読んでいた本なのに新鮮

雑感

kyarameru

中学校の同級生は、194人だったことが分かった。ぼくは、随分長い間180人だと勝手に思い込んでいた。当時は40人学級で、1クラス38人から9人いたことになる。同窓会を行うので名簿を見ながら顔を思い出している。しかし、どうしても顔と名前が一致しない人がいる。おそらく、ぼくのことを記憶していない同級生もいるだろう。
人数の多い時代だった。生徒は各クラブ(部活動)に溢れ、クラブには人手不足というようなものはなかった。今から40年も前のことになる。当時すでに人口の減少ははじまっていた。しかし、世の中は未来に向かって進歩していくという漠然とした見通しがあった。
中学生の心にあった不安は、ノストラダムスの大予言ぐらいだった。「1999年7の月、空から悪魔の大王が降ってくる」という雑誌の記事を読んで、遠い将来ぼくが40歳になる1年前に人類は滅ぶかも知れないという気持ちがあった。
しかし、1999年の7月、空から悪魔の大王は降ってこず、当時の関心事の一つはコンピューターの2000年問題だった。
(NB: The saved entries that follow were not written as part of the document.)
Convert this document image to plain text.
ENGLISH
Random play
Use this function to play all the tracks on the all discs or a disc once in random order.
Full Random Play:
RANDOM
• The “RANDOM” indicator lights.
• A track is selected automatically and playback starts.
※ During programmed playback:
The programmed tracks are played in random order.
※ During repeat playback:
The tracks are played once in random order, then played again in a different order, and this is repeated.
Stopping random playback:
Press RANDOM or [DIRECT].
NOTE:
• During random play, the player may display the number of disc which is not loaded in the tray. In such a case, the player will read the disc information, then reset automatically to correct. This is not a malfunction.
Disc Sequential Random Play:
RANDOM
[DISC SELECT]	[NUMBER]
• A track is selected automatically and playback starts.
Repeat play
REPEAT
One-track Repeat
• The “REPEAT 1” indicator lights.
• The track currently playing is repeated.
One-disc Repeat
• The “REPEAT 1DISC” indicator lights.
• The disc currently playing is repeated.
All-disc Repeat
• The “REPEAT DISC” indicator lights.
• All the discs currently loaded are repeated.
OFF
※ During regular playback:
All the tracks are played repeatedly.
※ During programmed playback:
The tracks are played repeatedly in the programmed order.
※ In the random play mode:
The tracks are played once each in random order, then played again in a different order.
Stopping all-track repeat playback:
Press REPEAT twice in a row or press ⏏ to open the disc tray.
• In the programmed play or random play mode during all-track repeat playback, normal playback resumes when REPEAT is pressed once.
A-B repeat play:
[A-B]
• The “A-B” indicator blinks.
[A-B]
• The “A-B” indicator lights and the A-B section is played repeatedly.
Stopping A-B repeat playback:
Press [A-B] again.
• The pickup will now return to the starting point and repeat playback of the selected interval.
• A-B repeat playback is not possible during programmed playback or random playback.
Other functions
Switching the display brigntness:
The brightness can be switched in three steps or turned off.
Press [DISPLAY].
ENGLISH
見事だったのは、本屋さんに増え続けていた『ノストラダムスの大予言』関連の本が、7の月以降きれいさっぱり消えたことだった。でも、いまだにAmazonでは買えるみたい。どうしてあんな話を信じてしまったんだろう、という興味でよまれているらしい。作者の名前がいまだに掲載されているのは、何だか物悲しい。
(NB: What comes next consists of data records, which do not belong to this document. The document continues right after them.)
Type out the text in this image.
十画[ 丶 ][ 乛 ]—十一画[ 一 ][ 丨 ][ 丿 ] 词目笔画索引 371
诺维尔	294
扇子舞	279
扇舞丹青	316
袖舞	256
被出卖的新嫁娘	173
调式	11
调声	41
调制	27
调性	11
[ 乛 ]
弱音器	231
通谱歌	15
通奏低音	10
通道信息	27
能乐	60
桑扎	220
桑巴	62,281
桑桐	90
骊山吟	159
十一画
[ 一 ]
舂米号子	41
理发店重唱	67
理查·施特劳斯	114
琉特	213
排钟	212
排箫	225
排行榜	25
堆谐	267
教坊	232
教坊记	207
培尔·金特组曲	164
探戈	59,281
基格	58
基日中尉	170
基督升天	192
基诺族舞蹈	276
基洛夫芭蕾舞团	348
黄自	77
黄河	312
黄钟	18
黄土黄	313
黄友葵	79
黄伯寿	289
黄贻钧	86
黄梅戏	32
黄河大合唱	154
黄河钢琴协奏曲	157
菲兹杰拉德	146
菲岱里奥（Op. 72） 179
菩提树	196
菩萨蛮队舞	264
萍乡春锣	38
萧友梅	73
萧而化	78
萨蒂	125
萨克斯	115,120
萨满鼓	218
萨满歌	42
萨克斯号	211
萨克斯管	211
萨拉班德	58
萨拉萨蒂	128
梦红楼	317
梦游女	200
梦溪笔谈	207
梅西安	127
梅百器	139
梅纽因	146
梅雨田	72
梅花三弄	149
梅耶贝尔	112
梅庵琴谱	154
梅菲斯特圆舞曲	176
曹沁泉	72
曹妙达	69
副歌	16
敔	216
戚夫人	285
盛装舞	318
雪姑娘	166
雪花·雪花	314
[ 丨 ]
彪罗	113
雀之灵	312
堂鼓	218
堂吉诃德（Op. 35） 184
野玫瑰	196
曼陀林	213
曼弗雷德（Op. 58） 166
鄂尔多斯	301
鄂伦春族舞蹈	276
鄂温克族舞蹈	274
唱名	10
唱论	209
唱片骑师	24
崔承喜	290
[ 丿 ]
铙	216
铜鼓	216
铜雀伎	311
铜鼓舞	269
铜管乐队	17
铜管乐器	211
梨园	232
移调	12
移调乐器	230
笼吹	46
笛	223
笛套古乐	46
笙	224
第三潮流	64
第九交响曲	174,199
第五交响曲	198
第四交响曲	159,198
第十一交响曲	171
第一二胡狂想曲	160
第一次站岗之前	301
時代がものすごいスピードで動いているので、自分の本棚にある本もかなりのスピードで過去のものになりつつある。『ベスト・エッセイ集』の『母のキャラメル』(2001年版)を読み返しているが、この本の中の作家にも亡くなった方がいる。藤原伊織さんもその一人だった。この方は、直木賞を受賞したときも勤め人だった。ある職場の広報室に身を置きながら作家という仕事を行っていた。
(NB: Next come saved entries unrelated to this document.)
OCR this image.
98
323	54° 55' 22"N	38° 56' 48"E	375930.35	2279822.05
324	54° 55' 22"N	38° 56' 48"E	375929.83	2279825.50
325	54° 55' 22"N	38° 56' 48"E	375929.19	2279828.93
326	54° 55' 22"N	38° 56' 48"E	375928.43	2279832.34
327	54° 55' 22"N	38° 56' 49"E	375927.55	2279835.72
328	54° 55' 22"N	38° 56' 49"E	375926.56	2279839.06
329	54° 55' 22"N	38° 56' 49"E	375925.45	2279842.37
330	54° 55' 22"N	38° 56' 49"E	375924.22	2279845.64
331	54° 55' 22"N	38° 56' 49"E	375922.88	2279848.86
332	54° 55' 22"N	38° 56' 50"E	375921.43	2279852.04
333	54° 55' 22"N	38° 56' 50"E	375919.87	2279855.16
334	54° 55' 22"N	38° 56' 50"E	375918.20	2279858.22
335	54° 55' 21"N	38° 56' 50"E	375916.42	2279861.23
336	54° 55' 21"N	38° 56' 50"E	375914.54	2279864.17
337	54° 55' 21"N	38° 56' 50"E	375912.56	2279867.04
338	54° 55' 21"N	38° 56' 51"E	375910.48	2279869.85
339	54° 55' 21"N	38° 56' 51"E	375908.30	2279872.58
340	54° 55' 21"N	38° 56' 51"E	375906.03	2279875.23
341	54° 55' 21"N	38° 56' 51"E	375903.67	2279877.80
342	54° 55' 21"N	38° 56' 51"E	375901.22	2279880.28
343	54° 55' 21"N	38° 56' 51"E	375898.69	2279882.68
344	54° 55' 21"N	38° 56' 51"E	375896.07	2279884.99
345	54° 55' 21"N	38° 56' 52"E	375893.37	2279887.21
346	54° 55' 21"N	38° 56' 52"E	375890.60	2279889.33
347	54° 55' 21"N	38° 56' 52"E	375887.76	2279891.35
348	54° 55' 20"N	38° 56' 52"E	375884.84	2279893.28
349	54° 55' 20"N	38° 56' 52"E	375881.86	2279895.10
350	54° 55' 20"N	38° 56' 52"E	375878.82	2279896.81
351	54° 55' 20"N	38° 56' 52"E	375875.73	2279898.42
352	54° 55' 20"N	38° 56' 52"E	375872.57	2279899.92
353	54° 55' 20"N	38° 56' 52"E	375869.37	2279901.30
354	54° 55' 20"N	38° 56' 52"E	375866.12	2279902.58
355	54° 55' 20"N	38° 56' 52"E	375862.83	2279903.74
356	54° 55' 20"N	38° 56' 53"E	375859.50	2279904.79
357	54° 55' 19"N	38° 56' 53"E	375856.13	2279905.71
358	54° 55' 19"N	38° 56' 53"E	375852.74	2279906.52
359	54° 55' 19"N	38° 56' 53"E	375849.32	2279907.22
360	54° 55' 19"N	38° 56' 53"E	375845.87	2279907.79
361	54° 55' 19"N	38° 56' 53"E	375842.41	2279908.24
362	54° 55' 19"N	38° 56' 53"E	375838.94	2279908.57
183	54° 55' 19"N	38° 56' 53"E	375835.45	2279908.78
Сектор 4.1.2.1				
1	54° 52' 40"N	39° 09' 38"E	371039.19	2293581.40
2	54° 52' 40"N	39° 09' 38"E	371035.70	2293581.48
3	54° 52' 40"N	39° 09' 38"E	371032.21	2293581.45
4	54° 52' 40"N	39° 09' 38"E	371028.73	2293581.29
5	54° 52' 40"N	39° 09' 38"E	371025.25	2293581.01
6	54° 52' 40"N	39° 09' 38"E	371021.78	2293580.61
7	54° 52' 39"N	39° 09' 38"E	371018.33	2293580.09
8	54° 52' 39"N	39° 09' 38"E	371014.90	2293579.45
以前、読んだはずなのに、そういうことは知らなかった。川上弘美さんは、小さいアパートに一人で暮らしていた。エッセイには人柄が表れる。心引かれる作家に出会うと人物そのものに興味が湧いてくる。短いエッセイを読みながら、作家の日常やものの見方、考え方に触れていく。そこに面白みがある。この本の中には、松たか子さんが書いたエッセイも収録されている。読んだはずの本なのだけれど、すっかり忘れているので、どんな松たか子さんに出会えるのか。読み進めることが楽しい。